Combining or sequencing antidepressant psychotherapy with pharmacotherapy increases treatment acceptability (
35), enhances medication adherence (
36), and exploits treatment synergies (
37). For advanced level TRD, psychotherapy can enhance TMS response (
34) and reduce post-ECT relapse risk (
38,
39). Recent TRD protocols build supportive psychotherapy into most psilocybin (
40,
41) (but not ketamine [
42–
44]) trials. Experts recommend combined treatment for TRD (
16,
45,
46).
Overhauling TRD is overdue (
47). Peeters et al. developed a TRD staging method in 2016 including psychotherapy trials (
7). So did Conway and colleagues in their 2017 two-stage model. Stage 1 TRD involved “failure of two adequate dose-duration antidepressants or psychotherapy from different classes (either in combination or succession) in the current episode”; stage 2 required a third trial. “Adequate” meant “eight attended sessions of a…psychotherapy with demonstrated MDD effectiveness (e.g., CBT or IPT)” (
4, p. 10).
We propose that TRD staging require not only nonresponse to at least two prospective adequate antidepressant medication trials (sufficient dosage for sufficient duration), but also nonresponse to at least one adequate trial (trained therapist, completed 9–16 sessions) of an evidence-based antidepressant psychotherapy (
17). Perhaps true TRD should further demand nonresponse to a combined psychotherapy/pharmacotherapy trial. Treatment algorithms should include evidence-based psychotherapies, which should partially define TRD.
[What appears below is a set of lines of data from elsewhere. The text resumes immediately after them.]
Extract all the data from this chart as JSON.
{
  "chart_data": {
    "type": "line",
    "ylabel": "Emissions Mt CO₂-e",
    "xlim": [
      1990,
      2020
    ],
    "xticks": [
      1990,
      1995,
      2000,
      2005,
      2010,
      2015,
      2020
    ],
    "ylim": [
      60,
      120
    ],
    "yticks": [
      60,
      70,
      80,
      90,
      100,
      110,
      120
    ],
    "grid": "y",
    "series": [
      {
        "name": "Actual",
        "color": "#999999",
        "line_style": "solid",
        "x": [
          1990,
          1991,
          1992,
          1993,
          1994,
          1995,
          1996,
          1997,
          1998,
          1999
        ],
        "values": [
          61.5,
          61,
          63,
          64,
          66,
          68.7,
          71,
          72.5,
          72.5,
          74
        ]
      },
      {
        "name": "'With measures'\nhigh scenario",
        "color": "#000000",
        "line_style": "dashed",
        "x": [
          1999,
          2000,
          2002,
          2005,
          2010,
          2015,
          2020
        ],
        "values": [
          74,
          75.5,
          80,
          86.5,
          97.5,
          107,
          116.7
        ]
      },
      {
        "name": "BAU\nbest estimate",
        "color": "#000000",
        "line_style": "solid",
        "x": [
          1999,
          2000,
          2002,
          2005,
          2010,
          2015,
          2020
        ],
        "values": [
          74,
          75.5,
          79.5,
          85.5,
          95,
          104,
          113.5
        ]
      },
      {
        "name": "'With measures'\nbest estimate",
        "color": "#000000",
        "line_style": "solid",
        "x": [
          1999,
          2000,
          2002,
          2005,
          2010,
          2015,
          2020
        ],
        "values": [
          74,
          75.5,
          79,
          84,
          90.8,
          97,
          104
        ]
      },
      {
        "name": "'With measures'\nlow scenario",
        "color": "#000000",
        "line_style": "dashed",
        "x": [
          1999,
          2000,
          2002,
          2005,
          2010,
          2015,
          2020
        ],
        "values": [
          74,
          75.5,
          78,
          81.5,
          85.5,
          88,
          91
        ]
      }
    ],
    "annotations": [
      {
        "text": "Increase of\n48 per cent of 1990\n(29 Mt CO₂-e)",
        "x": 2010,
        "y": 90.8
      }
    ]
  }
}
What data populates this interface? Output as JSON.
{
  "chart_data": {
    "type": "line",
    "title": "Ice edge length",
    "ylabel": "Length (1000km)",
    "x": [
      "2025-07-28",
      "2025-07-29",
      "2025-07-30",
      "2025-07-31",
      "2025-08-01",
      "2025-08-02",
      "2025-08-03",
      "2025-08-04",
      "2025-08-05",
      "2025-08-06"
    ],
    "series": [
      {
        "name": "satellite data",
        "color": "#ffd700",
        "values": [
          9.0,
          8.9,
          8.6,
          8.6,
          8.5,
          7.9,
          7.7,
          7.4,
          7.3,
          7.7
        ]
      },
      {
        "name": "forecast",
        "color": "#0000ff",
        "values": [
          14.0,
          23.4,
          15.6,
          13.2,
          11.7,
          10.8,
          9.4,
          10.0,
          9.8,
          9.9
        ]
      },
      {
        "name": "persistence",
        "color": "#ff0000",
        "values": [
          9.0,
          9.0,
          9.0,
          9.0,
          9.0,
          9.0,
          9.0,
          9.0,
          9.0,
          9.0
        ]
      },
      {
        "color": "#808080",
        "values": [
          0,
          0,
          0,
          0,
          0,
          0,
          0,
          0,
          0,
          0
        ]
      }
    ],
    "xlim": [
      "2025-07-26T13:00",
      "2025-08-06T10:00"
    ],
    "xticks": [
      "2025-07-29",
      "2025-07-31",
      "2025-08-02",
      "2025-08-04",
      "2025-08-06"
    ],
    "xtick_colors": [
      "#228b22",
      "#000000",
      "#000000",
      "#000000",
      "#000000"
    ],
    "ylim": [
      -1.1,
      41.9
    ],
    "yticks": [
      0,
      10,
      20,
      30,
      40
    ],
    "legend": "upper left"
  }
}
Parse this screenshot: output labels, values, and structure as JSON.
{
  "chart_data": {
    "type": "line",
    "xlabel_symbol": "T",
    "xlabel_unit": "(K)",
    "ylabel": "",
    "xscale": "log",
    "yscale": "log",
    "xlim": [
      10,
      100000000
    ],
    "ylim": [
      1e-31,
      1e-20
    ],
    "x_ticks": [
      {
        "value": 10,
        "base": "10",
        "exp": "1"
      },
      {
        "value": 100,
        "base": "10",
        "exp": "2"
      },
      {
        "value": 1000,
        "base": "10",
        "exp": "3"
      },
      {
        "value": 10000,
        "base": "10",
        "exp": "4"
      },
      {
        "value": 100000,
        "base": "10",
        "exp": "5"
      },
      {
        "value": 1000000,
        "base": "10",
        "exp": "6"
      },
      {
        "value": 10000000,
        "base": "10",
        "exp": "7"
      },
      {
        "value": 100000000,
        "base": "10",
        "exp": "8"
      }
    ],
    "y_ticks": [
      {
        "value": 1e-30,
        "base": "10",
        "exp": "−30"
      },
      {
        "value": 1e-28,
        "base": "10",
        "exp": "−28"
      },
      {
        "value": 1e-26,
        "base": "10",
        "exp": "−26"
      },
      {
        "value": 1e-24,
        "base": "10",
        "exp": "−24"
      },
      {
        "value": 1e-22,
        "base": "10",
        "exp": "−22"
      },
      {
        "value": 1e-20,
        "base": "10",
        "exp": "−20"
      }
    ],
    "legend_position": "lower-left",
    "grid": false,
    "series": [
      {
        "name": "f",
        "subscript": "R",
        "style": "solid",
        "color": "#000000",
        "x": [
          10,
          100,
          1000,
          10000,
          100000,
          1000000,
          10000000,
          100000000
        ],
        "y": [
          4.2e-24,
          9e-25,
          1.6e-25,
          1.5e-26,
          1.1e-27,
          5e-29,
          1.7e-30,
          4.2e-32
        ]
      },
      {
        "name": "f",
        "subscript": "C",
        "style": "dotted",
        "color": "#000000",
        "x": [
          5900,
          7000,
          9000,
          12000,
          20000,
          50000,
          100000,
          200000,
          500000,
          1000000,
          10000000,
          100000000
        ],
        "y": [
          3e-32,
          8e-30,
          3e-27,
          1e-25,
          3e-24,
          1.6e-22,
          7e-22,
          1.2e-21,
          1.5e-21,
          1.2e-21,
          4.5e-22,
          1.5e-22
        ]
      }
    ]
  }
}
TRD treatment outcome assessments might expand beyond symptomatic change to social functioning, quality of life, sense of purpose, and well-being, much as with any chronic illness (
48,
49). The National Institute of Mental Health, historically the predominant American psychotherapy research funding source, unfortunately shows scant current interest in testing these outcomes (
50,
51).
Funding psychotherapy research and training for TRD would benefit long-suffering individuals and their loved ones. The psychosocial framework of TRD development is woefully understudied, precluding judgment of the comparative merits of the relevant psychotherapies. Psychiatry needs clinical trials comparing pharmacotherapy to time-limited psychotherapy to assess predictive factors for differential therapeutics of TRD.